Optimal Betting Strategy question

It's not a full solution, but for a fixed bet amount $k$, so the states/fortune increments are multiples of $k$ the mean first hitting time of the next state (e.g. you start with $X$ coins, $s_0 = X, s_1 = X+k$),

$$\mathbf{E}T_{s_0, s_1}= \sum_{j=1}^{2k+1}\mathbf{E}[T_{s_0, s_1}|D_j]P(D_j)$$

where $D_j$ is the number of days it took to reach the new state. Since you bet every day, the number has to be odd, e.g. $P(D_1)=p_1, P(D_3) = (1-p_1)p_2p_3$, and so on.

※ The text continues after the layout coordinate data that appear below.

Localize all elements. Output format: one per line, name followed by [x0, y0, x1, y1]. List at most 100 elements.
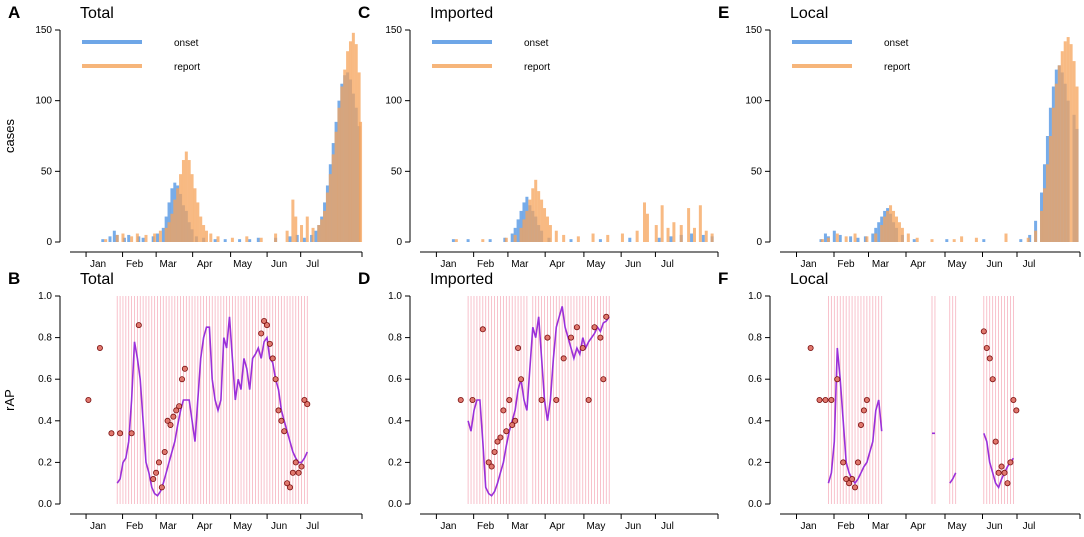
- report-bar: [179, 174, 183, 242]
- y-tick-label: 1.0: [38, 291, 52, 302]
- report-bar: [230, 237, 234, 242]
- rap-line: [467, 306, 610, 497]
- report-bar: [687, 208, 691, 242]
- report-bar: [853, 233, 857, 242]
- rap-point: [153, 469, 160, 476]
- onset-bar: [701, 234, 705, 242]
- panel-title: Total: [80, 5, 114, 22]
- rap-point: [497, 434, 504, 441]
- report-bar: [285, 230, 289, 242]
- panel-title: Imported: [430, 271, 493, 288]
- legend-label: onset: [884, 38, 909, 49]
- rap-point: [135, 322, 142, 329]
- report-bar: [952, 239, 956, 242]
- rap-point: [167, 421, 174, 428]
- rap-point: [843, 476, 850, 483]
- panel-title: Total: [80, 271, 114, 288]
- onset-bar: [856, 237, 860, 242]
- onset-bar: [127, 234, 131, 242]
- y-tick-label: 0.4: [38, 416, 52, 427]
- report-bar: [537, 191, 541, 242]
- report-bar: [199, 216, 203, 242]
- x-tick-label: Feb: [126, 259, 144, 270]
- rap-point: [266, 340, 273, 347]
- panel-letter: B: [8, 269, 20, 288]
- rap-point: [816, 396, 823, 403]
- legend-label: report: [174, 62, 200, 73]
- rap-point: [488, 463, 495, 470]
- panel-title: Imported: [430, 5, 493, 22]
- report-bar: [886, 210, 890, 242]
- report-bar: [245, 236, 249, 242]
- report-bar: [1045, 164, 1049, 242]
- report-bar: [328, 174, 332, 242]
- rap-point: [500, 407, 507, 414]
- report-bar: [176, 188, 180, 242]
- report-bar: [259, 237, 263, 242]
- report-bar: [672, 222, 676, 242]
- panel-A: 0 50 100 150 Jan Feb Mar Apr May Jun Jul cases A Tota…: [2, 3, 363, 270]
- x-tick-label: Mar: [511, 259, 529, 270]
- x-tick-label: Feb: [126, 521, 144, 532]
- report-bar: [865, 236, 869, 242]
- report-bar: [311, 227, 315, 242]
- x-tick-label: Jun: [986, 259, 1002, 270]
- rap-point: [150, 476, 157, 483]
- panel-C: 0 50 100 150 Jan Feb Mar Apr May Jun Jul C Imported o…: [358, 3, 719, 270]
- rap-point: [857, 421, 864, 428]
- x-tick-label: Jan: [90, 259, 106, 270]
- x-tick-label: Jul: [306, 521, 319, 532]
- onset-bar: [832, 230, 836, 242]
- rap-point: [301, 396, 308, 403]
- report-bar: [317, 225, 321, 242]
- rap-point: [272, 376, 279, 383]
- y-tick-label: 50: [751, 166, 763, 177]
- y-tick-label: 0.8: [748, 333, 762, 344]
- report-bar: [915, 237, 919, 242]
- report-bar: [216, 236, 220, 242]
- report-bar: [519, 227, 523, 242]
- report-bar: [525, 210, 529, 242]
- report-bar: [1075, 86, 1079, 243]
- report-bar: [291, 199, 295, 242]
- report-bar: [359, 121, 363, 242]
- y-tick-label: 50: [391, 166, 403, 177]
- report-bar: [1042, 188, 1046, 242]
- report-bar: [820, 239, 824, 242]
- report-bar: [193, 188, 197, 242]
- legend-label: onset: [524, 38, 549, 49]
- onset-bar: [238, 239, 242, 242]
- report-bar: [900, 227, 904, 242]
- rap-point: [128, 430, 135, 437]
- panel-letter: C: [358, 3, 370, 22]
- onset-bar: [213, 239, 217, 242]
- report-bar: [153, 233, 157, 242]
- y-tick-label: 150: [385, 25, 402, 36]
- report-bar: [204, 230, 208, 242]
- report-bar: [974, 237, 978, 242]
- onset-bar: [451, 239, 455, 242]
- report-bar: [960, 236, 964, 242]
- report-bar: [331, 154, 335, 242]
- report-bar: [660, 205, 664, 242]
- rap-line: [827, 347, 883, 485]
- rap-point: [178, 376, 185, 383]
- y-tick-label: 0: [46, 237, 52, 248]
- report-bar: [173, 199, 177, 242]
- x-tick-label: Jan: [800, 521, 816, 532]
- x-tick-label: Feb: [837, 521, 855, 532]
- report-bar: [1054, 83, 1058, 242]
- onset-bar: [569, 239, 573, 242]
- rap-point: [503, 428, 510, 435]
- report-bar: [666, 227, 670, 242]
- rap-point: [998, 463, 1005, 470]
- report-bar: [930, 239, 934, 242]
- rap-point: [992, 438, 999, 445]
- y-tick-label: 0.6: [388, 374, 402, 385]
- onset-bar: [871, 233, 875, 242]
- y-tick-label: 1.0: [748, 291, 762, 302]
- report-bar: [190, 174, 194, 242]
- rap-point: [849, 476, 856, 483]
- rap-line: [983, 433, 1015, 490]
- x-tick-label: May: [948, 521, 967, 532]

Again, it's not a full solution, perhaps there are better approaches (m.b. using Geometric probability/Coupon Collector's Problem), but this will get you started hopefully.,


I don't think there is a general strategy for problems like this unless there is a lot of symmetry (constant probability of heads) or a lot of throws. In your example, you need to increase your capital by a factor $10$, so three wins do not suffice. One approach is to count on winning four, decline to bet the $0.2$, and bet enough that four wins gets you the increase you need. That has a probability of success of $0.105$. You might as well bet your whole bankroll each time, because one loss guarantees you fail anyway.

The other approach is to try and succeed if you get four wins and one loss. If you bet a fraction $f$ of your capital you will have $(1+f)^4(1-f)$ times your capital at the end. We would need that to be $10$, so we solve $(1+f)^4(1-f)=(1+f)^3(1-f^2)=10$. The $1+f$ terms are at most $2$, and the $1-f^2$ term is at most $1$, so there is no solution. Follow the first approach.


Partial solution:

Let $(x_1,...,x_n)\in [-1,1]$ be our sequence of bets on the $n$ days, with $x_i$ meaning that we bet $100|x_i|\%$ of our current capital, with the bet being on head if $x_i>0$, and on tails if $x_i<0$.

Let $(r_1,...,r_n)\in \{0,1\}$ be the sequence of realizations of the coin, with $r_i=1$ meaning head.

Then the probability that the sequence $(x_1,..,x_n)$ of bets leaves us with a capital of at least $m$ is the sum over all probabilities of realizations $(r_1,...,r_n)$ for which holds $$k \cdot\prod_{i=1}^n (1+x_i\cdot(-1)^{r_i})\ge m$$

So in other words, we obtain the following optimization problem:

$$ \max_{(x_1,...,x_n)\in[-1,1]} \sum_{(r_1,...,r_n)\in \{0,1\}^n} \left(\sum_{i=1}^n \left(1-r_i + p_i·(2·r_i - 1)\right) \delta_{\prod_{i=1}^n (1+x_i\cdot(-1)^{r_i})\ge\frac mk}\right) $$

Where $\delta$ is the Dirac-Delta.

Since the inner sum has $2^n$ summands, this maximization problem is only really solvable for small $n$.

It is probably possible to rewrite this optimization problem to fit better within the existing optimization frameworks, though this goes beyond my knowledge.